Revolution by Jennifer Donnelly. Pub Date: October 12, 2010

Why the love: This book had everything. Music theory. The French Revolution. Angsty teen girl. Tragic death. Hot cutie foreign boy with musical talent and a rhythmic soul. Modern day tragedy is mixed with the historical mystery of the heart of Louis Charles (the son of Louis XVI and Marie Antoinette.) Andi, lost in grief, stumbles around only finding solace in her music until she finds a diary written by Alex – a player who becomes the aid of Louis Charles. 

Additionally layered into this novel is the musical montage. Like Cohn and Levithan, Donnelly expertly weaves music into the soul of this novel, not only giving the novel its tone, but the thing that connects its characters. Complex and heartbreaking, this novel speaks to the realities of pain, what we do to avoid it and what we need to do to connect with the past and live in the present. 


Honorable mentions: Susin Nielsen’s Dear George Clooney, Please Marry My Mother, E. Lockhart’s Real Live Boyfriends.

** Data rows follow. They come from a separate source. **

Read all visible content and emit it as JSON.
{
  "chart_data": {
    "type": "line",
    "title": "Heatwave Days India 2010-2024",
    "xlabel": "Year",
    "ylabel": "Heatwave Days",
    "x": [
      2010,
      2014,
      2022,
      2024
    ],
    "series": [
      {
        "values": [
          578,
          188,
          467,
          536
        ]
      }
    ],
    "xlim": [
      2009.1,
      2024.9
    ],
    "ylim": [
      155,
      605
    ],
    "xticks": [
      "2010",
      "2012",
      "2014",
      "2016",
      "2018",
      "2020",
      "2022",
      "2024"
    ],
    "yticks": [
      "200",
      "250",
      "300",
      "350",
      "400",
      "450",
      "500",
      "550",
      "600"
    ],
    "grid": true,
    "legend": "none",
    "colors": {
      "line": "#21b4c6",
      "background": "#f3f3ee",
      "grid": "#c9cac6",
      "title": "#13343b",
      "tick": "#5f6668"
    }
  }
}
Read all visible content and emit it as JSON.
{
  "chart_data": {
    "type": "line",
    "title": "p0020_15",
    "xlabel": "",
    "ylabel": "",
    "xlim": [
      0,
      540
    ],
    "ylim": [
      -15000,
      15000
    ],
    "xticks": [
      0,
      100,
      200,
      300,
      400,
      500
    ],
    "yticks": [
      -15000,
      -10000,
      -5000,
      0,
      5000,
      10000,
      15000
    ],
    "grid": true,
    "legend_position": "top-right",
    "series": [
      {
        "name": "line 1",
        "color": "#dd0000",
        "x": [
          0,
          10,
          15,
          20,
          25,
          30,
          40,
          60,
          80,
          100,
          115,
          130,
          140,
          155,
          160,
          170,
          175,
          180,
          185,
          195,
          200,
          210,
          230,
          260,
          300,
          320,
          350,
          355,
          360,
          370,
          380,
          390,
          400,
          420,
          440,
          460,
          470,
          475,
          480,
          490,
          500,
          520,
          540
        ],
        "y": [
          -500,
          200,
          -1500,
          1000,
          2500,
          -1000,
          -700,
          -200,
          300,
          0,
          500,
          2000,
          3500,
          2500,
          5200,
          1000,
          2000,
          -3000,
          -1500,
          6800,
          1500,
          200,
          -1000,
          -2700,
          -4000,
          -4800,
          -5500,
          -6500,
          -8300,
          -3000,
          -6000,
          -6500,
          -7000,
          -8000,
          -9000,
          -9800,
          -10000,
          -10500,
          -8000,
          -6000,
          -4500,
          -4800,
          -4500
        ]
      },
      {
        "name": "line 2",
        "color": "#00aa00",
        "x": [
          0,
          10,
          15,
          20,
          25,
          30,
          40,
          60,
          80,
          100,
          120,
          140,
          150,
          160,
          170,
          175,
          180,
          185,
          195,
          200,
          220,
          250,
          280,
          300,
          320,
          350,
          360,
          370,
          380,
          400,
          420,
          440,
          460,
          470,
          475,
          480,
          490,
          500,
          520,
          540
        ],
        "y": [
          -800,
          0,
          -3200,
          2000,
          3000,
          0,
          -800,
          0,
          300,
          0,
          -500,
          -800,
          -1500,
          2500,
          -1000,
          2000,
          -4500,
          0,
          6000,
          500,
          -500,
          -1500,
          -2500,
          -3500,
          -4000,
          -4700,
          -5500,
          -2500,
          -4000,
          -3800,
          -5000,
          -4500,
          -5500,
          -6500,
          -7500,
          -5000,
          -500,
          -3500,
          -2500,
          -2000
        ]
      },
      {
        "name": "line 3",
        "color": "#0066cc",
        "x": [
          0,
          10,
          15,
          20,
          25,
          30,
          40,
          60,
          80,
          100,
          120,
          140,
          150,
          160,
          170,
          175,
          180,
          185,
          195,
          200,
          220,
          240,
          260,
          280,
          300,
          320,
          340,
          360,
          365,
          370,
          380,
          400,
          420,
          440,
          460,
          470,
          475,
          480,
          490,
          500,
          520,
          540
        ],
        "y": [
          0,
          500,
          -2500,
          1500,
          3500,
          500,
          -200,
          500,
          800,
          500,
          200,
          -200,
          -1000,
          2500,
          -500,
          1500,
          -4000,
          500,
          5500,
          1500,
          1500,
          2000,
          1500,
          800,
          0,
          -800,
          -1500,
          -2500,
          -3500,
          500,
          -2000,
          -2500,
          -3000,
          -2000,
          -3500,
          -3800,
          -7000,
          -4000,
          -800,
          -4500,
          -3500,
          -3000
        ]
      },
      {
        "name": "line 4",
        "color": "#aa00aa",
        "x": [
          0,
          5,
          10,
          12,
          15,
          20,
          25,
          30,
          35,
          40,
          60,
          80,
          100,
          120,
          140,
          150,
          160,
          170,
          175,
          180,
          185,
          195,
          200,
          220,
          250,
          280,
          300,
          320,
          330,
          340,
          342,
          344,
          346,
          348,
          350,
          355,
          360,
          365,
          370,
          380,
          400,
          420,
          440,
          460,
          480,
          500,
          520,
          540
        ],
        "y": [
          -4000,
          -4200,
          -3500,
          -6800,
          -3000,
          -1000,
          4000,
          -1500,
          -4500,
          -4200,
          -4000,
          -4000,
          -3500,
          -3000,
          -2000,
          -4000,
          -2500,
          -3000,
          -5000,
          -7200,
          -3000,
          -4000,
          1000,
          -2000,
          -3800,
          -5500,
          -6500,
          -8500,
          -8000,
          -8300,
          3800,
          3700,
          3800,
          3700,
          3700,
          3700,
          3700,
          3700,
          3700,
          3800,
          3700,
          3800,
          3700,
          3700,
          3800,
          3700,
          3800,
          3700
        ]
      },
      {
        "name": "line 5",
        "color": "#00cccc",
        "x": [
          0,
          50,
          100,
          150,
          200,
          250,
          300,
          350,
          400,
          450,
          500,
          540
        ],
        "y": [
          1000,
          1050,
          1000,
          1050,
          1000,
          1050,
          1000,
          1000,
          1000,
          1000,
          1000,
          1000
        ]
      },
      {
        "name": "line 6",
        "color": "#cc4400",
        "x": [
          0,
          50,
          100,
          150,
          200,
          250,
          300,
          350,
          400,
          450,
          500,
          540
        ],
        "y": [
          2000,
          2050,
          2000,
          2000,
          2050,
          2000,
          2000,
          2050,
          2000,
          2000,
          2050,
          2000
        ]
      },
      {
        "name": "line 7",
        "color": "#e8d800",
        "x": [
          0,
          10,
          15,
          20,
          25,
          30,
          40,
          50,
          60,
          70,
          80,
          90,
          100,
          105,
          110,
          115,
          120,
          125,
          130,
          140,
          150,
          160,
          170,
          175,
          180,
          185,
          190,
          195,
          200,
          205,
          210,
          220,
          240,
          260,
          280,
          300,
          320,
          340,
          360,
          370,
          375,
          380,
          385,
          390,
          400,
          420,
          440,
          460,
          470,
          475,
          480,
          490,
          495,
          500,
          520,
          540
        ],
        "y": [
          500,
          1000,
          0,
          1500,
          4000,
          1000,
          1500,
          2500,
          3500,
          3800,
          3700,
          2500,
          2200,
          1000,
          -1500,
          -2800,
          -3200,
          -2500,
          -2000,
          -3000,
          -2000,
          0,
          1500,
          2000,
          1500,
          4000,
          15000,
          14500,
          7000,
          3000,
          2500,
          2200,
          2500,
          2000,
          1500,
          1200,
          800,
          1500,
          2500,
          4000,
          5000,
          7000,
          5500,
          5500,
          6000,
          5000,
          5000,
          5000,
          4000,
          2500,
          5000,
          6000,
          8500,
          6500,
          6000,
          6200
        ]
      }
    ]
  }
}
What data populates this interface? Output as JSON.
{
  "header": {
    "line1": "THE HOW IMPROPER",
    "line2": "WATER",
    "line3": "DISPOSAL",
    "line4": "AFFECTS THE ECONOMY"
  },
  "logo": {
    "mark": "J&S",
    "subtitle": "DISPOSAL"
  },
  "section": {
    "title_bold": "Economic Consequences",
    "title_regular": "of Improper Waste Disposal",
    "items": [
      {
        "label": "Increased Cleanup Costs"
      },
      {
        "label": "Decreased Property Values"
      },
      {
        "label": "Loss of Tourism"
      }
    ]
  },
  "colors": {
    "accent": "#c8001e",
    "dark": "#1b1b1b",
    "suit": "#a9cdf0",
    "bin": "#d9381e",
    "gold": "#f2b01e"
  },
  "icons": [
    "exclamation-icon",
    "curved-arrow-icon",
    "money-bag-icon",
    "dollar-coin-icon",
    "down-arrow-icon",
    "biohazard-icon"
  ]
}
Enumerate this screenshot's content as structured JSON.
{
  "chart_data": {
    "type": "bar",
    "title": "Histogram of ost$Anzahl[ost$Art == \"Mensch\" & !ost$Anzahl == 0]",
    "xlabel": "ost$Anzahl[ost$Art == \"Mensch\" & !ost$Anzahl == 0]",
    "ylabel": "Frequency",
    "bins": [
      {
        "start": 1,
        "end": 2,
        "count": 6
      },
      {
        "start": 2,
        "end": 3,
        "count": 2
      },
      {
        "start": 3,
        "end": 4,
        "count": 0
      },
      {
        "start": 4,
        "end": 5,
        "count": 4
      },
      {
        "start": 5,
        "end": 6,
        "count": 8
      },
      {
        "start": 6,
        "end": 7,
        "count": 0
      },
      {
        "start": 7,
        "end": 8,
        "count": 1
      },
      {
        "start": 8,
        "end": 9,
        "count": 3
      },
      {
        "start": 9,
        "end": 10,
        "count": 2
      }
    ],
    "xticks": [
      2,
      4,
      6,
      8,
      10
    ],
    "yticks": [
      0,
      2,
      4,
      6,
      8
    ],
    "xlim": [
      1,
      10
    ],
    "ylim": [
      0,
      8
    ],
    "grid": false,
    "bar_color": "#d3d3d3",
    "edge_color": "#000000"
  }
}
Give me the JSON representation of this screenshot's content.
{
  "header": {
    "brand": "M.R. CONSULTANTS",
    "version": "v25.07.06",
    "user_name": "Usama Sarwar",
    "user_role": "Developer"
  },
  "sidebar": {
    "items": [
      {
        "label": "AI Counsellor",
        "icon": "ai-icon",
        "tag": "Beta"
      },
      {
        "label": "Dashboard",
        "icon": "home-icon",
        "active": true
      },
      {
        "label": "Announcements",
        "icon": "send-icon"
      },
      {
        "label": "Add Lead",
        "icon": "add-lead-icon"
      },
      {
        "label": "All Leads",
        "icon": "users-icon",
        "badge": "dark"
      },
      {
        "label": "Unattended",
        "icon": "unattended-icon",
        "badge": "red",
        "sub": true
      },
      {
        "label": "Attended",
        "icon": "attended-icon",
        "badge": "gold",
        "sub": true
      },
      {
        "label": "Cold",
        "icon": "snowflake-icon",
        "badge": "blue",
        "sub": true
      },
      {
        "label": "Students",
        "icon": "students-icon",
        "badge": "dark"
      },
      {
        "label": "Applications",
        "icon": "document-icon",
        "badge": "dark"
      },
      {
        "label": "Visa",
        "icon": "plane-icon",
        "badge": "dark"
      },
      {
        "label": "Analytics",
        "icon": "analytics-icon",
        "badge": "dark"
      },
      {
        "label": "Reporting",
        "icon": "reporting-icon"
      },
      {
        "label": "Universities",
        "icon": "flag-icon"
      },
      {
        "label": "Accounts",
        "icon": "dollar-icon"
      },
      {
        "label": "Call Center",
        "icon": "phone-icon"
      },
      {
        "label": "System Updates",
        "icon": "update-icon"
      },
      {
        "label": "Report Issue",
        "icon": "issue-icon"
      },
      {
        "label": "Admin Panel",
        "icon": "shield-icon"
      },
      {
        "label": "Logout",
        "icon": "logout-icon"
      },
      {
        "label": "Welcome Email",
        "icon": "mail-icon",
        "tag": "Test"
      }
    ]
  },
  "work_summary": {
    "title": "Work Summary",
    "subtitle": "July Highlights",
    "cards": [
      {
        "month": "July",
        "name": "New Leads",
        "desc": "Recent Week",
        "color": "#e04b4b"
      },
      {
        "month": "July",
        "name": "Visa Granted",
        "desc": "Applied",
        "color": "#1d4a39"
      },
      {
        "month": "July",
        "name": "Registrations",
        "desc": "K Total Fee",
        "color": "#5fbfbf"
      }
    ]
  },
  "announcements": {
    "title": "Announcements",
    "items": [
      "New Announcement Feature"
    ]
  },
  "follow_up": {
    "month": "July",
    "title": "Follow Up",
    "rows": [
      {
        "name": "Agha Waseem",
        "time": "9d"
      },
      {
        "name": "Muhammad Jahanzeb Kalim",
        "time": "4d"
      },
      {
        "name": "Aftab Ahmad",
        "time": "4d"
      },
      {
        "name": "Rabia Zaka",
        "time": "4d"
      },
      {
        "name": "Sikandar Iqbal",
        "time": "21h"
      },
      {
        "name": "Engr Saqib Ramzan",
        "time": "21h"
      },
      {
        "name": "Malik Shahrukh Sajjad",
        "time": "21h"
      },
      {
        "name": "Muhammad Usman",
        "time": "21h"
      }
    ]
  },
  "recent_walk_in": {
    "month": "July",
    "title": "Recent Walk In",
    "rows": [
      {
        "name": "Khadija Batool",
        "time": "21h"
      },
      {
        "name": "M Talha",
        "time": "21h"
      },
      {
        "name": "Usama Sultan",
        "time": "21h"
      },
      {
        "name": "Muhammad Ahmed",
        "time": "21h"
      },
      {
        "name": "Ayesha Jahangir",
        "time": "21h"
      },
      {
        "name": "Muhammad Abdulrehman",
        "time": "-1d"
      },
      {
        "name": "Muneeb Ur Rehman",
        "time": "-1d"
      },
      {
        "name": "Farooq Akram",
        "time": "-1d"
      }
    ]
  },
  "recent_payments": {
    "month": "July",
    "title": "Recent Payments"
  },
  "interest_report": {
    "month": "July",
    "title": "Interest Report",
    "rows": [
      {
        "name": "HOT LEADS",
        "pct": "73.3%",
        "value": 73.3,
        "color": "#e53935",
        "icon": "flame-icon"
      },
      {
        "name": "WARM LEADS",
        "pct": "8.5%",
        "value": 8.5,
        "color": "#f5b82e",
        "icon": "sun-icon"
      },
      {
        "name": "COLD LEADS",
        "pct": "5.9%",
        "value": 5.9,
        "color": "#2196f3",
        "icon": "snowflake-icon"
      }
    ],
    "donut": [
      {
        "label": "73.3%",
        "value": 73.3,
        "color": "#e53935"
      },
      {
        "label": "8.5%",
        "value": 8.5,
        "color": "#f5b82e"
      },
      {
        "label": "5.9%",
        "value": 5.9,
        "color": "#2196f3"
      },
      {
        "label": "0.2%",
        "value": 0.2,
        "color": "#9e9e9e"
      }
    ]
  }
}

These authors have not only contributed something to the YA genre, but, they have inspired me to dive more deeply into my own fiction, how I want to construct my own characters, what I want their world to look like, and to simply tell a good story. I can only hope that in 2011, when I continue to climb as Montgomery put it, the alpine path, that I can be worthy enough to walk among them.

6 Comments

  1. Melissa December 30, 2010 at 1:56 pm

    I've only read one of these books – Mockingjay! Wow…there are so many great YA novels to read.Did you have the chance to check out Rhythm and Blues by Jill Murray or Wildthorn by Jane Eagland?

  2. Melanie Fishbane December 30, 2010 at 2:14 pm

    Indeed, there are. There were many books that I didn't get to, those two were unfortunately on that list. I was pondering making a list of books from last year that I will read in 2011.

  3. Lizamo December 30, 2010 at 5:48 pm

    I've read 5/10 and have some of the other 5 on my to-read list. My top 10 list included anything I read this year – I didn't care when it was published. I think you cheated with Rilla! But hey you gave good runners up!Great list Melanie!

  4. Melanie Fishbane December 30, 2010 at 6:51 pm

    Thanks Liza! I saw your list this afternoon and saw that you included everything. It was a good list. Had a few things on the "to read" list as well… And, yes, I know it appears that I was cheating…but hey, they are my rules. 🙂

  5. Eileen January 3, 2011 at 8:15 pm

    wow. This is great company to be in. Thank you

  6. Mimi January 4, 2011 at 2:36 pm

    I'm also a huge fan of Rachel Cohn. Great list!